The Wicked Problem of Processing Terabytes of Videos

Melchor Tatlonghari


What is a Wicked Problem? In Software Engineering, it is when you are required to solve the problem multiple times, creating incremental solutions to the problem, but there’s nothing that tells you that you’ve found the correct and final solution.

Wicked Problem: How to convert 2 TB of raw video footage into small valuable chunks of video that I then uploaded to Youtube?

End Results:

2 weeks impressions
Useful Context

Hardware: 1 Macbook pro 16gb
Data: 2 Terabyte of raw video footage of gaming content (around 100 videos)
1 video = 20–40gb depending on the length, average time is 3–4 hours.
Video Rendering time takes around 50–75% of the original video time, 1 hour video would take around 30–45 minutes depending on resolution
1st Problem Iteration — Cleaning the data
The videos were around 4–6 hours long, ranging from 20gb-100gb each video file, to upload each file even on a decent internet connection took hours, but also no one is interested in watching raw 6 hours of someone playing. I needed to trim the video to small decent chunks.

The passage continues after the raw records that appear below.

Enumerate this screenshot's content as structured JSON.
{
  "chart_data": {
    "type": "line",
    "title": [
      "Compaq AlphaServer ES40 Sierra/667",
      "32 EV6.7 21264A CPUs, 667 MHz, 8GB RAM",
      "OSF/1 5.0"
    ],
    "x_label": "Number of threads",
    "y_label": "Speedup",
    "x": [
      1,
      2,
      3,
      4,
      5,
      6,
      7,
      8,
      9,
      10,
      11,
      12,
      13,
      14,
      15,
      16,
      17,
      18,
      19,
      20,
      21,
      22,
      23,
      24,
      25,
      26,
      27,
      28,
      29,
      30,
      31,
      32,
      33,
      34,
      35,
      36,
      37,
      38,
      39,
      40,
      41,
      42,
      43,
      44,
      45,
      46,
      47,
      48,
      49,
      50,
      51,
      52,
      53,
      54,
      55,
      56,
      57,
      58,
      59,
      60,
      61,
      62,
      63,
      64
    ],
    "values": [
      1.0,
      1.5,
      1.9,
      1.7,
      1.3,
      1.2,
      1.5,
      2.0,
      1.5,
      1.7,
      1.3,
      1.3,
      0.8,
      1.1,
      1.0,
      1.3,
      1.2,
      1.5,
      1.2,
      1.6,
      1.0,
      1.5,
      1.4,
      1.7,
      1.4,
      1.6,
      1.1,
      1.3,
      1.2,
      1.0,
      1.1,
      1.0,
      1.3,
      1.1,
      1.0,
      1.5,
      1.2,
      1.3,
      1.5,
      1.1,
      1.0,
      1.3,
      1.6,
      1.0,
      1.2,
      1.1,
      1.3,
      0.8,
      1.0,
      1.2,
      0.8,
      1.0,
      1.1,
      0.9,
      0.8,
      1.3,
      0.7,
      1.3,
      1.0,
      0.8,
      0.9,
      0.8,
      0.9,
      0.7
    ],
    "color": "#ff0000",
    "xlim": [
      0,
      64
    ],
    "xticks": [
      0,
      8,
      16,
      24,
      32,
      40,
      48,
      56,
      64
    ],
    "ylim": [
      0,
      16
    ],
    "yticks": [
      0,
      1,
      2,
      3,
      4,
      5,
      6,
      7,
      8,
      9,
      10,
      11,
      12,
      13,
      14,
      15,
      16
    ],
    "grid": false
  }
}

Applying metadata was the first step to any Data Engineering problem, given raw videos, I needed to have some sort knowledge which videos were worth keeping, what are they about, and how many videos to convert from one raw video (how many smaller videos can I cut from one big video), this was inevitable there was no software that can tell you which parts of a video are of worth value or when a game would start or end.

Solution — Brute Force Process
I quickly learned the shortcuts of VLC media player and wrote key data points in an excel spreadsheet. Important data points were: Video Title, Introduction Start, Introduction Snd, Game Start, Game End, Game, Genre, Status, Other Notes
Learning how to cut the video was essential, I first started to use DaVinci Resolve, a free video editing software, and once you have the metadata you can essentially leave the software running overnight to render the specified videos.

Metadata of each video
2nd Problem Iteration — Manual steps
The problem with brute force, is well it’s manual, to go through a Terabyte of data is really not feasible, if you have maybe 10–20 of videos it’s fine to push through and just manually do it rather than waste time building any automation. In a day or two, I was only able to process 3–5 videos because my local machine could not handle it. It takes a lot of processing power to render a video even on a Macbook Pro.

I understood that manually doing it was not feasible, but I had to do it manually first to understand the mechanics of the problem. I knew that since I had the metadata I can automate the clipping of the videos, given I have a 4 hour video file, I needed to convert that to 6–7 smaller video files. Manually do it on a video editing software, typing in start and end time was painfully time consuming and waiting for it to render was worse. I would leave the laptop open overnight and wake up the next morning still unfinished something had to change.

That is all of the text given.